O que estamos vivendo é uma profunda mudança climática produzida pelo aquecimento global provocado pela humanidade. Suas principais causas são conhecidas:

a) Queima de combustíveis fósseis (petróleo, carvão mineral, xisto, gás natural) com geração de CO2 (dióxido de carbono) muito acima da capacidade de reabsorção pelas plantas e pelos mares;

b) Criação de frango, porco e gado confinado com geração volumosa de CH4 (metano) liberado na atmosfera;

c) Desmatamento sem recomposição e queima de lenha com liberação de carbono.
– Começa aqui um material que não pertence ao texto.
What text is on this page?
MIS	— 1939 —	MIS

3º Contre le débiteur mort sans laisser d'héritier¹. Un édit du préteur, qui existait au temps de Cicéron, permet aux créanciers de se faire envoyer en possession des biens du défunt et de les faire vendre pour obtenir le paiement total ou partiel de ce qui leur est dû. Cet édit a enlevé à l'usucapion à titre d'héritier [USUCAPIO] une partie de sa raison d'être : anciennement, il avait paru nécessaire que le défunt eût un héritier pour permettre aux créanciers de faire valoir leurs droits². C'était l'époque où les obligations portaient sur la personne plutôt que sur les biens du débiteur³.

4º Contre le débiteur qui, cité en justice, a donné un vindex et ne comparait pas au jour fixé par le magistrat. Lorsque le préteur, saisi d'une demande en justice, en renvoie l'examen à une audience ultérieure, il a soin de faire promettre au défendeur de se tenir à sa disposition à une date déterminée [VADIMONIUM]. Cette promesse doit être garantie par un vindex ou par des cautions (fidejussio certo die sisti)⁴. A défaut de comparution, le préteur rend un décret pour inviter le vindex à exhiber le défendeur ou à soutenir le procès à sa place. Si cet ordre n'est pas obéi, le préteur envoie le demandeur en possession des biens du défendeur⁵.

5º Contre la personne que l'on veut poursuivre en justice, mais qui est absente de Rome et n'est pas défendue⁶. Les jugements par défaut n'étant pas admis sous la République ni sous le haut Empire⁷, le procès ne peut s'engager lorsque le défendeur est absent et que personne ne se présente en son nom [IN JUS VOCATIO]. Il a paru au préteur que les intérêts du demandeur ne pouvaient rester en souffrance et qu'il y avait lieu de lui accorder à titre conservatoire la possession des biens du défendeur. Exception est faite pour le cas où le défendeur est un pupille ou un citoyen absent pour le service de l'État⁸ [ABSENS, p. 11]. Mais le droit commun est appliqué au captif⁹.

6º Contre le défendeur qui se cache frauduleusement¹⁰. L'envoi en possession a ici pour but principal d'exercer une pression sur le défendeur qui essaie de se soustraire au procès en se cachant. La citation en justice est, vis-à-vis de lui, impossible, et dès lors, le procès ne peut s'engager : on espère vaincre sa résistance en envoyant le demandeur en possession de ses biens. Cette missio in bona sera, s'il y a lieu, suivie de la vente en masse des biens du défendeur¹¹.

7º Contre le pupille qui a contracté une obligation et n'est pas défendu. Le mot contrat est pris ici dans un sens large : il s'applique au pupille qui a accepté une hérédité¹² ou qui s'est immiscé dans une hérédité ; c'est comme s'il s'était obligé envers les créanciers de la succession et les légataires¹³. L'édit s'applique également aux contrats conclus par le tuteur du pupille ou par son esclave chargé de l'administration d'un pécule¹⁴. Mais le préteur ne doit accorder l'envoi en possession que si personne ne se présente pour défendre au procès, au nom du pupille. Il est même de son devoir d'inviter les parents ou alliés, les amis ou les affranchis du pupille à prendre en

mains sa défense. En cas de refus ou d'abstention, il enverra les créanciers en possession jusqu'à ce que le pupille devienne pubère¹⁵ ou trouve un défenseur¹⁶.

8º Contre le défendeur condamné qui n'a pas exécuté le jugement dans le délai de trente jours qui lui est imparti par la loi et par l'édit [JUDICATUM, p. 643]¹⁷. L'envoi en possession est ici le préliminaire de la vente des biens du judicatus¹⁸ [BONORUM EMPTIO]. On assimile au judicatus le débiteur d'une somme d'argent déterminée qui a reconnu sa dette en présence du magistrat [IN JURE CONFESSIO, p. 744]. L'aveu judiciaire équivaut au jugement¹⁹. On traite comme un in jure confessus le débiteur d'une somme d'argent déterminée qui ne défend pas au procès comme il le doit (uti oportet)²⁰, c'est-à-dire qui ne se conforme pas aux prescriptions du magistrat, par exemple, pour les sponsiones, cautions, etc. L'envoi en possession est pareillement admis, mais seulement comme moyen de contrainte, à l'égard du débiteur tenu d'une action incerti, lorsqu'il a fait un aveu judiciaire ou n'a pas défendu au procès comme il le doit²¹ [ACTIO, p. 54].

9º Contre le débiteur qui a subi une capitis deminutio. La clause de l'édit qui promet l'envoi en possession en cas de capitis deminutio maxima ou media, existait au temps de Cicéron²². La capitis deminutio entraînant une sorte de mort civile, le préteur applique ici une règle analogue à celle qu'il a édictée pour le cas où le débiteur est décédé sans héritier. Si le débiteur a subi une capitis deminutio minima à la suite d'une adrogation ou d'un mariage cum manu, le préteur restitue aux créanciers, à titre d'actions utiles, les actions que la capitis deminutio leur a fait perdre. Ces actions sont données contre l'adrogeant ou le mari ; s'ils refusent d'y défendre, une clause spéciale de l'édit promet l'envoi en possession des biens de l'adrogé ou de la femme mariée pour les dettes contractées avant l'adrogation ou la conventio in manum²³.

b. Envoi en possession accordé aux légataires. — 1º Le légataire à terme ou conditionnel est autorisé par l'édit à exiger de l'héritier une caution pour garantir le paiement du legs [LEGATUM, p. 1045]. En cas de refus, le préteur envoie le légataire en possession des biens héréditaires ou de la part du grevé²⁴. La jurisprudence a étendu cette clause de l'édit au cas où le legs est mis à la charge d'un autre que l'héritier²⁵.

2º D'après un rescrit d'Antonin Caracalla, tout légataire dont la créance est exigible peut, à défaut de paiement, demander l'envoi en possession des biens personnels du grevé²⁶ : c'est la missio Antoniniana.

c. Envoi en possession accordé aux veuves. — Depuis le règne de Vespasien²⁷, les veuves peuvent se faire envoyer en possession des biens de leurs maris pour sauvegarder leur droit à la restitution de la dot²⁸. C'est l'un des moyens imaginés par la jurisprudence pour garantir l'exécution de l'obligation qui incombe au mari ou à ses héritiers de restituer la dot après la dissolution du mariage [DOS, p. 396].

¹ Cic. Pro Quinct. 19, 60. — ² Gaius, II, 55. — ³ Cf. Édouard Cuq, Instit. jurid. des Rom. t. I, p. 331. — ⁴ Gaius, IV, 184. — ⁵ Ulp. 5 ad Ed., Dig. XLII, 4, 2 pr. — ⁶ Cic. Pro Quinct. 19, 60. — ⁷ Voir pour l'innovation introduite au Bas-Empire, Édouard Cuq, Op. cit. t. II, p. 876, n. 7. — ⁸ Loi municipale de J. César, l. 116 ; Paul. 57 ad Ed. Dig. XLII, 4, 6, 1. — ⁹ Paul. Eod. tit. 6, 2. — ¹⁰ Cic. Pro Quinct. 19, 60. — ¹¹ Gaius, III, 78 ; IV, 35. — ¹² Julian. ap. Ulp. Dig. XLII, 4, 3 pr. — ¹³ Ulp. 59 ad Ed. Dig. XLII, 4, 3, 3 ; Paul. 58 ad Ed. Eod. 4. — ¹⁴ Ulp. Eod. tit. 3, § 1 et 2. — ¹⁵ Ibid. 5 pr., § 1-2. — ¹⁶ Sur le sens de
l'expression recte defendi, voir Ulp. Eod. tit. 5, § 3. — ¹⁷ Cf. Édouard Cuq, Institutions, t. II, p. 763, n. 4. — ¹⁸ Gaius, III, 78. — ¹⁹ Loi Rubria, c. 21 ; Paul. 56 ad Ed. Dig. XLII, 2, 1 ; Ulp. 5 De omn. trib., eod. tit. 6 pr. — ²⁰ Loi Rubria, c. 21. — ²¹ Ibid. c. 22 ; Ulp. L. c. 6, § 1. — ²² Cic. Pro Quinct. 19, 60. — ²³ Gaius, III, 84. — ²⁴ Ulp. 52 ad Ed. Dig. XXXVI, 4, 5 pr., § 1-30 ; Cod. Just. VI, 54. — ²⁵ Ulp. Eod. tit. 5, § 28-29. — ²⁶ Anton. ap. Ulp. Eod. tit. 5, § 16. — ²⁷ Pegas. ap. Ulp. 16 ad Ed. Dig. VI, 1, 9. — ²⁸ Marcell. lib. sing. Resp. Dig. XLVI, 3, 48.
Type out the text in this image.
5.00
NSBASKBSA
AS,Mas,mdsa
O dióxido de carbono e o metano que se acumulam na atmosfera impedem a saída do calor e da luz da superfície terrestre. Com isto a temperatura sobe. Quando ela sobe, pouco que seja, derrete o gelo nos polos e no alto das montanhas. Em consequência a temperatura sobe mais ainda, pois a terra exposta converte luz em calor com muito mais eficiência do que o gelo. Ou seja, este é processo que vai se acelerando sozinho.

Em contrapartida, a água fria que vem do gelo que se desprende dos polos e das montanhas leva ao resfriamento de algumas partes dos oceanos e dos continentes. Isto explica porque o aquecimento global traz mais frio para algumas regiões. É o caos.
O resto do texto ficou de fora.